BossAir ResourceControl - dmwm/WMCore GitHub Wiki

BossAir

The BossAir package in WMCore implements an interface for job handling in different batch systems, it allows submission, monitoring and removal of jobs. It has two tables to keep track of the submitted jobs. The queries for these tables are defined in the BossAir package, including the creation statements for MySQL and Oracle. The tables are:

  • bl_status: This table holds the possible states of the jobs in the configured batch systems, for example if HTCondor is used (i.e. CondorPlugin) then the available states are:

    • Complete
    • Unknown
    • Running
    • Held
    • Idle
    • Timeout
    • Error
    • New
    • Removed
  • bl_runjob: Run jobs are BossAir's representation of the WMBS jobs, this table holds the information on submitted jobs, both past and present.
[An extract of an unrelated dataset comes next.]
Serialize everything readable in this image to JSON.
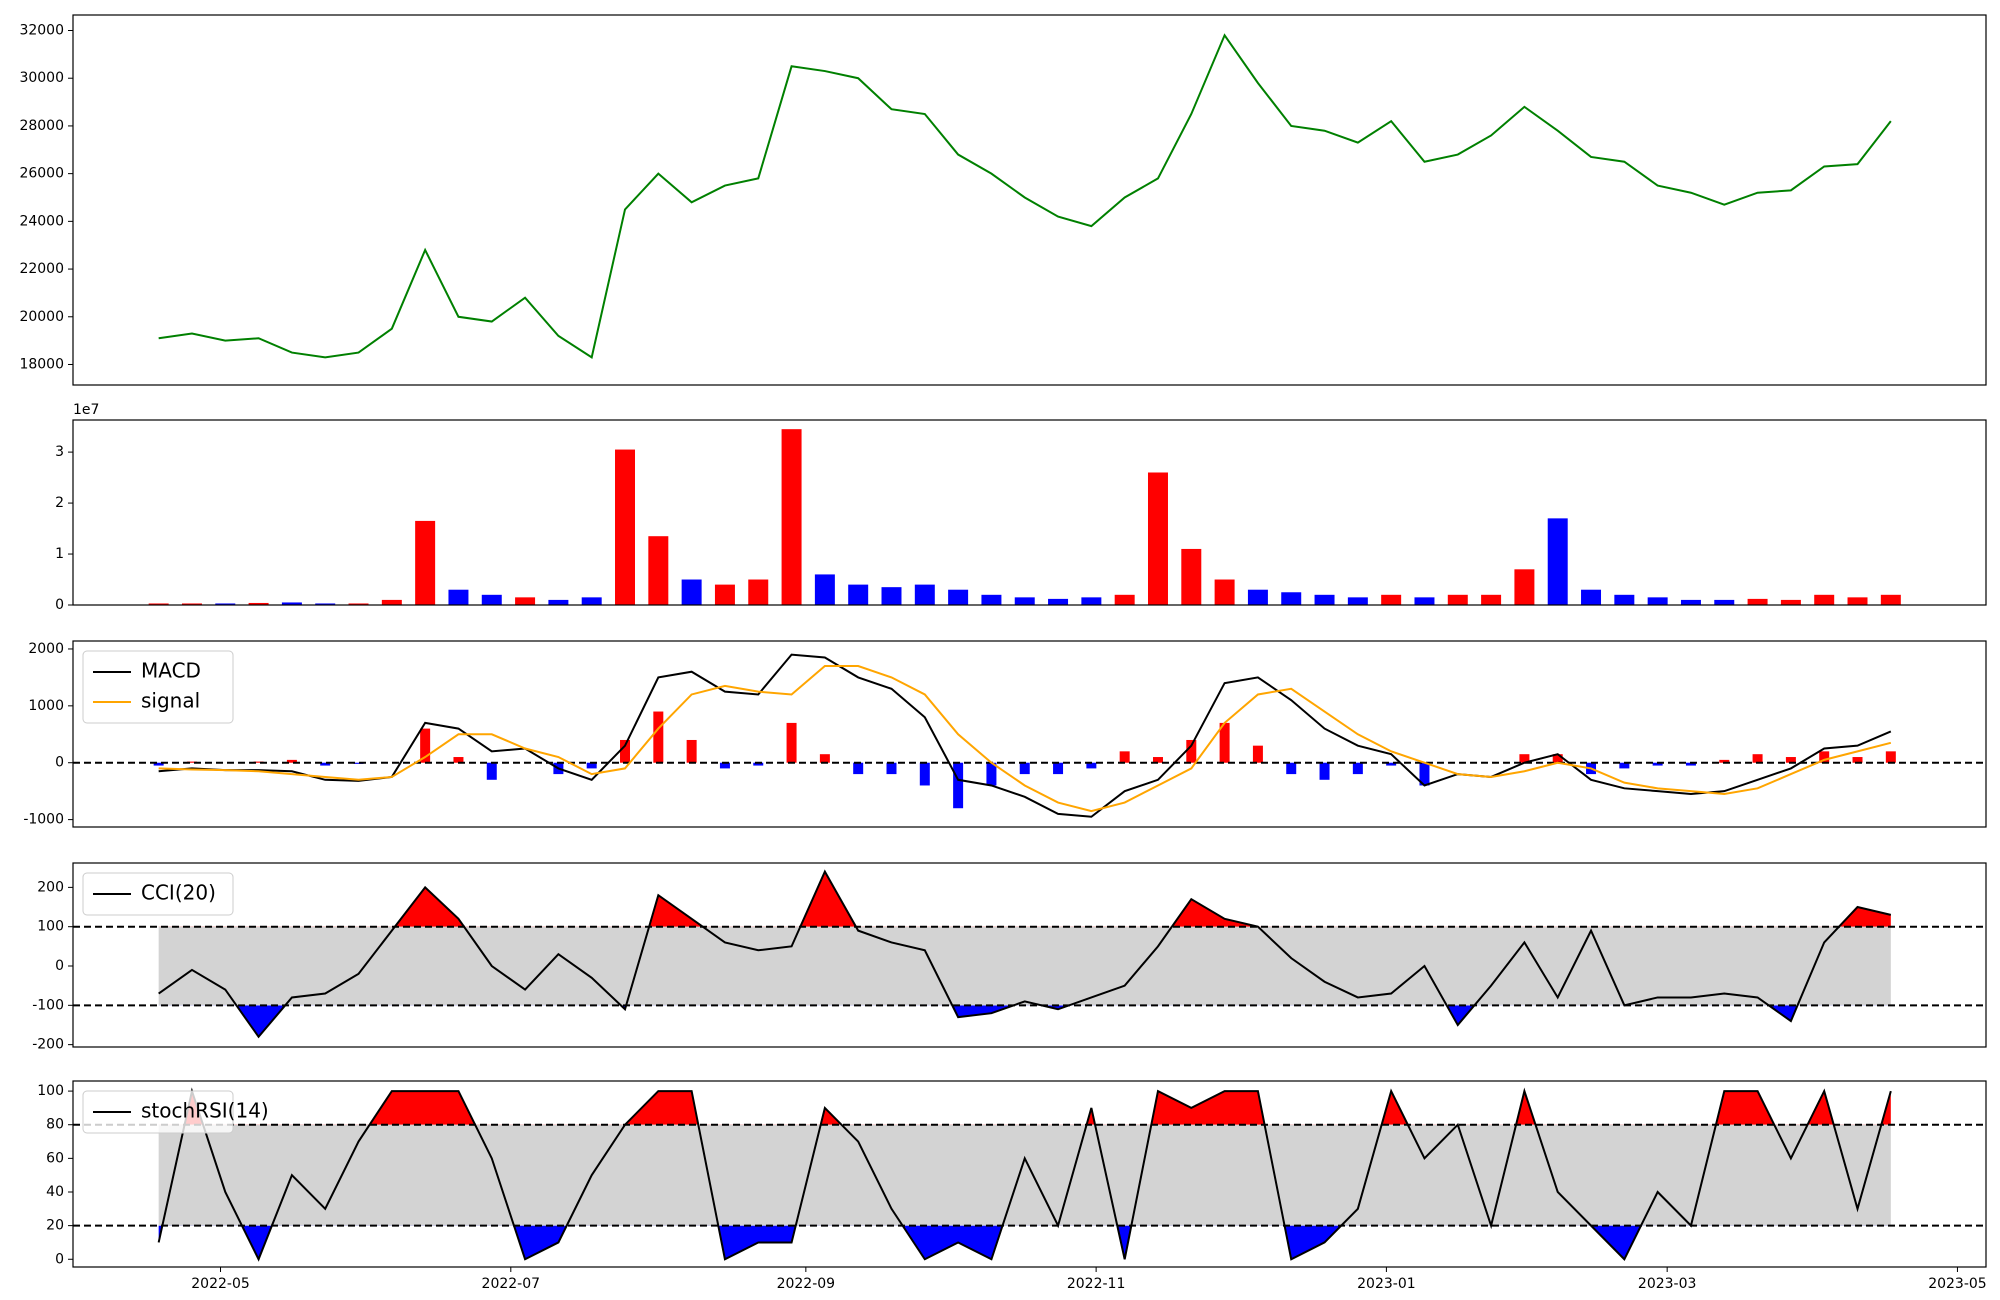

The information stored for a runjob is:

    • id : Incremental id in the table, not representative.
    • wmbs_id: Id of the corresponding job in wmbs_job.
    • grid_id: Meant to store the id of the job in the batch system, only used in LSF.
    • bulk_id: Id of the job in a set of jobs, currently unused.
    • status: Indicates if the job is currently submitted or not, '1' means active and '0' means complete.
    • sched_status: Status of the job in the batch system, this is linked with the bl_status table.
    • retry_count: Retry number for this instance of the job, note that the same WMBS id can appear on the bl_runjob table but each one with a different retry_count representing different instances of the job.
    • status_time: Time of the last status change in the batch system.
    • location: Site where the job was submitted to.
    • user_id: Id of the owner of the workflow that the job belongs to, according to the wmbs_users table.

ResourceControl

The resource control package implements an interface for manipulating resource thresholds used by the WMAgent for job submission and resource distribution among sites. It implements a table in WMBS with the following information:

  • rc_threshold: The resource control table holds a row for every site in wmbs_location and subscription type pair in wmbs_sub_types, for each site and subscription type there is a pending_slots column which indicates the target number of pending jobs to keep at a site for a subscription/job type and a max_slots column which indicates the absolute maximum number of running jobs to keep at a site for a subscription/job type.